Auch Mertens kritisiert die „windelweichen Aussagen“ des Ministers, der von der „Fortschreibung des Verkehrsgutachten auf den Prognosehorizont 2040“, von sich eventuell ändernden „prognostizierten Verkehrsmengen“ mit Folgewirkungen auf dieses und jenes Gutachten spricht. Krischers Fazit: „Angesichts des Planungsstands kann heute noch keine Aussage zu einem möglichen Realisierungsbeginn gegeben werden.“
Und das alles, obwohl die B 477 auch in Sachen Strukturwandel eine wichtige Verbindungsachse zwischen den Regionen (Bergheim/Bedburg – Neuss) sei, betont Rommerskirchens Bürgermeister.

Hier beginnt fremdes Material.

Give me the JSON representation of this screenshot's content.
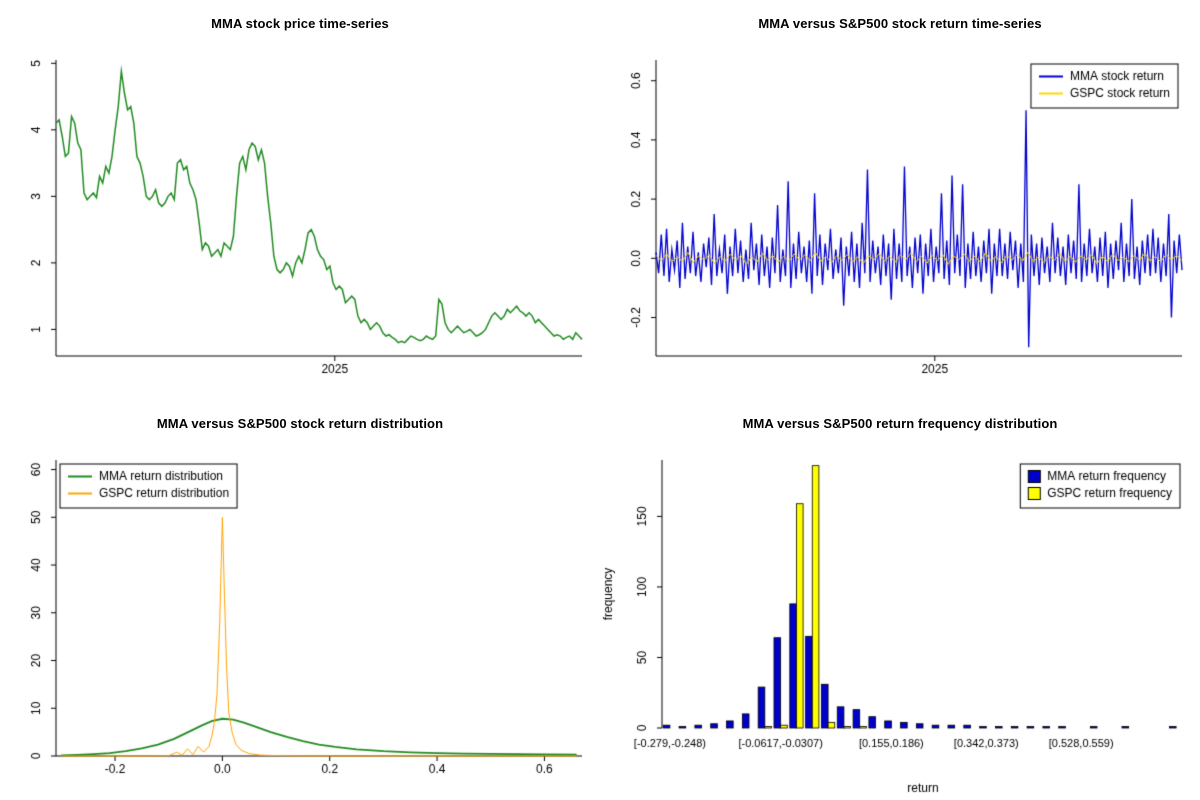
{
  "figure": {
    "background": "#ffffff"
  },
  "chart_data": [
    {
      "id": "price",
      "type": "line",
      "title": "MMA stock price time-series",
      "xlabel": "",
      "ylabel": "",
      "color": "#228B22",
      "ylim": [
        0.6,
        5.05
      ],
      "y_ticks": [
        {
          "v": 1,
          "label": "1"
        },
        {
          "v": 2,
          "label": "2"
        },
        {
          "v": 3,
          "label": "3"
        },
        {
          "v": 4,
          "label": "4"
        },
        {
          "v": 5,
          "label": "5"
        }
      ],
      "x_ticks": [
        {
          "pos": 0.53,
          "label": "2025"
        }
      ],
      "values": [
        4.1,
        4.15,
        3.9,
        3.6,
        3.65,
        4.2,
        4.1,
        3.8,
        3.7,
        3.05,
        2.95,
        3.0,
        3.05,
        2.98,
        3.3,
        3.2,
        3.45,
        3.35,
        3.6,
        4.0,
        4.35,
        4.88,
        4.55,
        4.3,
        4.35,
        4.1,
        3.6,
        3.5,
        3.3,
        3.0,
        2.95,
        3.0,
        3.1,
        2.9,
        2.85,
        2.9,
        3.0,
        3.05,
        2.95,
        3.5,
        3.55,
        3.4,
        3.45,
        3.2,
        3.1,
        2.95,
        2.6,
        2.2,
        2.3,
        2.25,
        2.1,
        2.15,
        2.2,
        2.1,
        2.3,
        2.25,
        2.2,
        2.4,
        3.0,
        3.5,
        3.6,
        3.4,
        3.7,
        3.8,
        3.75,
        3.55,
        3.7,
        3.5,
        3.0,
        2.6,
        2.1,
        1.9,
        1.85,
        1.9,
        2.0,
        1.95,
        1.8,
        2.0,
        2.1,
        2.0,
        2.2,
        2.45,
        2.5,
        2.4,
        2.2,
        2.1,
        2.05,
        1.9,
        1.95,
        1.7,
        1.6,
        1.65,
        1.6,
        1.4,
        1.45,
        1.5,
        1.45,
        1.2,
        1.1,
        1.15,
        1.1,
        1.0,
        1.05,
        1.1,
        1.05,
        0.95,
        0.9,
        0.92,
        0.88,
        0.85,
        0.8,
        0.82,
        0.8,
        0.85,
        0.9,
        0.88,
        0.85,
        0.83,
        0.85,
        0.9,
        0.87,
        0.85,
        0.9,
        1.45,
        1.38,
        1.1,
        1.0,
        0.95,
        1.0,
        1.05,
        1.0,
        0.95,
        0.97,
        1.0,
        0.95,
        0.9,
        0.92,
        0.95,
        1.0,
        1.1,
        1.2,
        1.25,
        1.2,
        1.15,
        1.2,
        1.3,
        1.25,
        1.3,
        1.35,
        1.28,
        1.25,
        1.2,
        1.25,
        1.2,
        1.1,
        1.15,
        1.1,
        1.05,
        1.0,
        0.95,
        0.9,
        0.92,
        0.9,
        0.85,
        0.88,
        0.9,
        0.85,
        0.95,
        0.9,
        0.85
      ]
    },
    {
      "id": "returns",
      "type": "line-multi",
      "title": "MMA versus S&P500 stock return time-series",
      "xlabel": "",
      "ylabel": "",
      "ylim": [
        -0.33,
        0.67
      ],
      "y_ticks": [
        {
          "v": -0.2,
          "label": "-0.2"
        },
        {
          "v": 0,
          "label": "0.0"
        },
        {
          "v": 0.2,
          "label": "0.2"
        },
        {
          "v": 0.4,
          "label": "0.4"
        },
        {
          "v": 0.6,
          "label": "0.6"
        }
      ],
      "x_ticks": [
        {
          "pos": 0.53,
          "label": "2025"
        }
      ],
      "legend": {
        "position": "top-right",
        "marker": "line"
      },
      "series": [
        {
          "name": "MMA stock return",
          "color": "#0000CD",
          "width": 1.3,
          "values": [
            0.02,
            -0.05,
            0.08,
            -0.06,
            0.1,
            -0.08,
            0.03,
            -0.04,
            0.06,
            -0.1,
            0.12,
            -0.07,
            0.04,
            -0.05,
            0.09,
            -0.06,
            0.02,
            -0.08,
            0.05,
            -0.03,
            0.07,
            -0.09,
            0.15,
            -0.06,
            0.03,
            -0.05,
            0.08,
            -0.12,
            0.04,
            -0.06,
            0.1,
            -0.05,
            0.06,
            -0.08,
            0.03,
            -0.07,
            0.12,
            -0.04,
            0.05,
            -0.09,
            0.08,
            -0.06,
            0.04,
            -0.1,
            0.07,
            -0.05,
            0.18,
            -0.08,
            0.03,
            -0.06,
            0.26,
            -0.1,
            0.05,
            -0.07,
            0.09,
            -0.05,
            0.04,
            -0.08,
            0.06,
            -0.12,
            0.22,
            -0.06,
            0.08,
            -0.09,
            0.05,
            -0.04,
            0.1,
            -0.07,
            0.03,
            -0.05,
            0.07,
            -0.16,
            0.04,
            -0.06,
            0.09,
            -0.08,
            0.05,
            -0.1,
            0.12,
            -0.05,
            0.3,
            -0.08,
            0.06,
            -0.05,
            0.04,
            -0.09,
            0.08,
            -0.06,
            0.05,
            -0.14,
            0.1,
            -0.07,
            0.05,
            -0.08,
            0.31,
            -0.06,
            0.04,
            -0.1,
            0.07,
            -0.05,
            0.08,
            -0.12,
            0.05,
            -0.06,
            0.1,
            -0.08,
            0.04,
            -0.05,
            0.22,
            -0.07,
            0.06,
            -0.09,
            0.28,
            -0.05,
            0.08,
            -0.06,
            0.25,
            -0.1,
            0.05,
            -0.07,
            0.09,
            -0.06,
            0.04,
            -0.08,
            0.06,
            -0.05,
            0.1,
            -0.12,
            0.05,
            -0.06,
            0.1,
            -0.06,
            0.05,
            -0.07,
            0.09,
            -0.04,
            0.06,
            -0.1,
            0.05,
            -0.08,
            0.5,
            -0.3,
            0.08,
            -0.06,
            0.05,
            -0.09,
            0.07,
            -0.05,
            0.04,
            -0.08,
            0.12,
            -0.05,
            0.07,
            -0.06,
            0.04,
            -0.09,
            0.08,
            -0.05,
            0.06,
            -0.07,
            0.25,
            -0.08,
            0.05,
            -0.06,
            0.1,
            -0.05,
            0.04,
            -0.08,
            0.07,
            -0.06,
            0.09,
            -0.1,
            0.05,
            -0.07,
            0.06,
            -0.04,
            0.12,
            -0.08,
            0.05,
            -0.06,
            0.2,
            -0.07,
            0.04,
            -0.09,
            0.06,
            -0.05,
            0.08,
            -0.06,
            0.1,
            -0.05,
            0.07,
            -0.08,
            0.05,
            -0.06,
            0.15,
            -0.2,
            0.06,
            -0.05,
            0.08,
            -0.04
          ]
        },
        {
          "name": "GSPC stock return",
          "color": "#FFD700",
          "width": 1,
          "values": [
            0.01,
            -0.008,
            0.015,
            -0.012,
            0.005,
            -0.01,
            0.02,
            -0.015,
            0.008,
            -0.005,
            0.012,
            -0.018,
            0.006,
            -0.009,
            0.014,
            -0.007,
            0.01,
            -0.02,
            0.005,
            -0.012,
            0.018,
            -0.006,
            0.009,
            -0.014,
            0.007,
            -0.01,
            0.015,
            -0.005,
            0.012,
            -0.008,
            0.02,
            -0.01,
            0.006,
            -0.015,
            0.009,
            -0.007,
            0.013,
            -0.011,
            0.005,
            -0.018,
            0.01,
            -0.006,
            0.016,
            -0.009,
            0.007,
            -0.013,
            0.011,
            -0.005,
            0.018,
            -0.01,
            0.006,
            -0.016,
            0.009,
            -0.007,
            0.012,
            -0.02,
            0.008,
            -0.005,
            0.015,
            -0.01,
            0.007,
            -0.012,
            0.018,
            -0.008,
            0.005,
            -0.015,
            0.01,
            -0.006,
            0.013,
            -0.009,
            0.02,
            -0.011,
            0.005,
            -0.014,
            0.008,
            -0.006,
            0.016,
            -0.01,
            0.007,
            -0.013,
            0.009,
            -0.005,
            0.012,
            -0.018,
            0.006,
            -0.01,
            0.014,
            -0.008,
            0.005,
            -0.012,
            0.01,
            -0.007,
            0.017,
            -0.009,
            0.006,
            -0.011,
            0.013,
            -0.005,
            0.01,
            -0.008
          ]
        }
      ]
    },
    {
      "id": "density",
      "type": "density",
      "title": "MMA versus S&P500 stock return distribution",
      "xlabel": "",
      "ylabel": "",
      "xlim": [
        -0.31,
        0.67
      ],
      "ylim": [
        0,
        62
      ],
      "y_ticks": [
        {
          "v": 0,
          "label": "0"
        },
        {
          "v": 10,
          "label": "10"
        },
        {
          "v": 20,
          "label": "20"
        },
        {
          "v": 30,
          "label": "30"
        },
        {
          "v": 40,
          "label": "40"
        },
        {
          "v": 50,
          "label": "50"
        },
        {
          "v": 60,
          "label": "60"
        }
      ],
      "x_ticks": [
        {
          "v": -0.2,
          "label": "-0.2"
        },
        {
          "v": 0,
          "label": "0.0"
        },
        {
          "v": 0.2,
          "label": "0.2"
        },
        {
          "v": 0.4,
          "label": "0.4"
        },
        {
          "v": 0.6,
          "label": "0.6"
        }
      ],
      "legend": {
        "position": "top-left",
        "marker": "line"
      },
      "series": [
        {
          "name": "MMA return distribution",
          "color": "#228B22",
          "width": 1.8,
          "points": [
            [
              -0.3,
              0.15
            ],
            [
              -0.27,
              0.25
            ],
            [
              -0.24,
              0.4
            ],
            [
              -0.21,
              0.6
            ],
            [
              -0.18,
              1.0
            ],
            [
              -0.15,
              1.6
            ],
            [
              -0.12,
              2.4
            ],
            [
              -0.09,
              3.6
            ],
            [
              -0.06,
              5.2
            ],
            [
              -0.04,
              6.3
            ],
            [
              -0.02,
              7.3
            ],
            [
              0,
              7.8
            ],
            [
              0.02,
              7.6
            ],
            [
              0.04,
              7.0
            ],
            [
              0.06,
              6.2
            ],
            [
              0.09,
              5.0
            ],
            [
              0.12,
              4.0
            ],
            [
              0.15,
              3.1
            ],
            [
              0.18,
              2.4
            ],
            [
              0.21,
              1.9
            ],
            [
              0.25,
              1.4
            ],
            [
              0.3,
              1.0
            ],
            [
              0.35,
              0.75
            ],
            [
              0.4,
              0.6
            ],
            [
              0.45,
              0.5
            ],
            [
              0.5,
              0.45
            ],
            [
              0.55,
              0.4
            ],
            [
              0.6,
              0.35
            ],
            [
              0.66,
              0.3
            ]
          ]
        },
        {
          "name": "GSPC return distribution",
          "color": "#FFA500",
          "width": 1,
          "points": [
            [
              -0.3,
              0
            ],
            [
              -0.15,
              0
            ],
            [
              -0.1,
              0.05
            ],
            [
              -0.085,
              0.8
            ],
            [
              -0.075,
              0.15
            ],
            [
              -0.065,
              1.5
            ],
            [
              -0.055,
              0.3
            ],
            [
              -0.045,
              2.0
            ],
            [
              -0.035,
              0.8
            ],
            [
              -0.025,
              2.0
            ],
            [
              -0.02,
              4.0
            ],
            [
              -0.015,
              7.0
            ],
            [
              -0.01,
              13.0
            ],
            [
              -0.005,
              28.0
            ],
            [
              0,
              50.0
            ],
            [
              0.004,
              33.0
            ],
            [
              0.008,
              18.0
            ],
            [
              0.012,
              9.0
            ],
            [
              0.018,
              5.0
            ],
            [
              0.025,
              2.5
            ],
            [
              0.035,
              1.2
            ],
            [
              0.05,
              0.5
            ],
            [
              0.07,
              0.2
            ],
            [
              0.1,
              0.08
            ],
            [
              0.15,
              0.02
            ],
            [
              0.3,
              0
            ],
            [
              0.66,
              0
            ]
          ]
        }
      ]
    },
    {
      "id": "histogram",
      "type": "grouped-bar",
      "title": "MMA versus S&P500 return frequency distribution",
      "xlabel": "return",
      "ylabel": "frequency",
      "ylim": [
        0,
        190
      ],
      "y_ticks": [
        {
          "v": 0,
          "label": "0"
        },
        {
          "v": 50,
          "label": "50"
        },
        {
          "v": 100,
          "label": "100"
        },
        {
          "v": 150,
          "label": "150"
        }
      ],
      "x_bin_labels": [
        {
          "bin": 0,
          "label": "[-0.279,-0.248)"
        },
        {
          "bin": 7,
          "label": "[-0.0617,-0.0307)"
        },
        {
          "bin": 14,
          "label": "[0.155,0.186)"
        },
        {
          "bin": 20,
          "label": "[0.342,0.373)"
        },
        {
          "bin": 26,
          "label": "[0.528,0.559)"
        }
      ],
      "legend": {
        "position": "top-right",
        "marker": "square"
      },
      "margins": {
        "l": 62,
        "r": 16,
        "t": 16,
        "b": 72
      },
      "series": [
        {
          "name": "MMA return frequency",
          "color": "#0000CD",
          "values": [
            2,
            1,
            2,
            3,
            5,
            10,
            29,
            64,
            88,
            65,
            31,
            15,
            13,
            8,
            5,
            4,
            3,
            2,
            2,
            2,
            1,
            1,
            1,
            1,
            1,
            1,
            0,
            1,
            0,
            1,
            0,
            0,
            1
          ]
        },
        {
          "name": "GSPC return frequency",
          "color": "#FFFF00",
          "values": [
            0,
            0,
            0,
            0,
            0,
            0,
            1,
            2,
            159,
            186,
            4,
            1,
            1,
            0,
            0,
            0,
            0,
            0,
            0,
            0,
            0,
            0,
            0,
            0,
            0,
            0,
            0,
            0,
            0,
            0,
            0,
            0,
            0
          ]
        }
      ]
    }
  ]
}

In diesem Rahmen postulierten Mertens und Troles erneut ihre rot-schwarze Koalition „wir zwei für die Umgehungsstraße“, die von den Menschen in Anstel, Frixheim, Nettesheim, Butzheim und Eckum seit Jahren vehement eingefordert wird. Und die im Gemeinderat bisher stets von allen Fraktionen (einschließlich der „Grünen“) unterstützt wurde.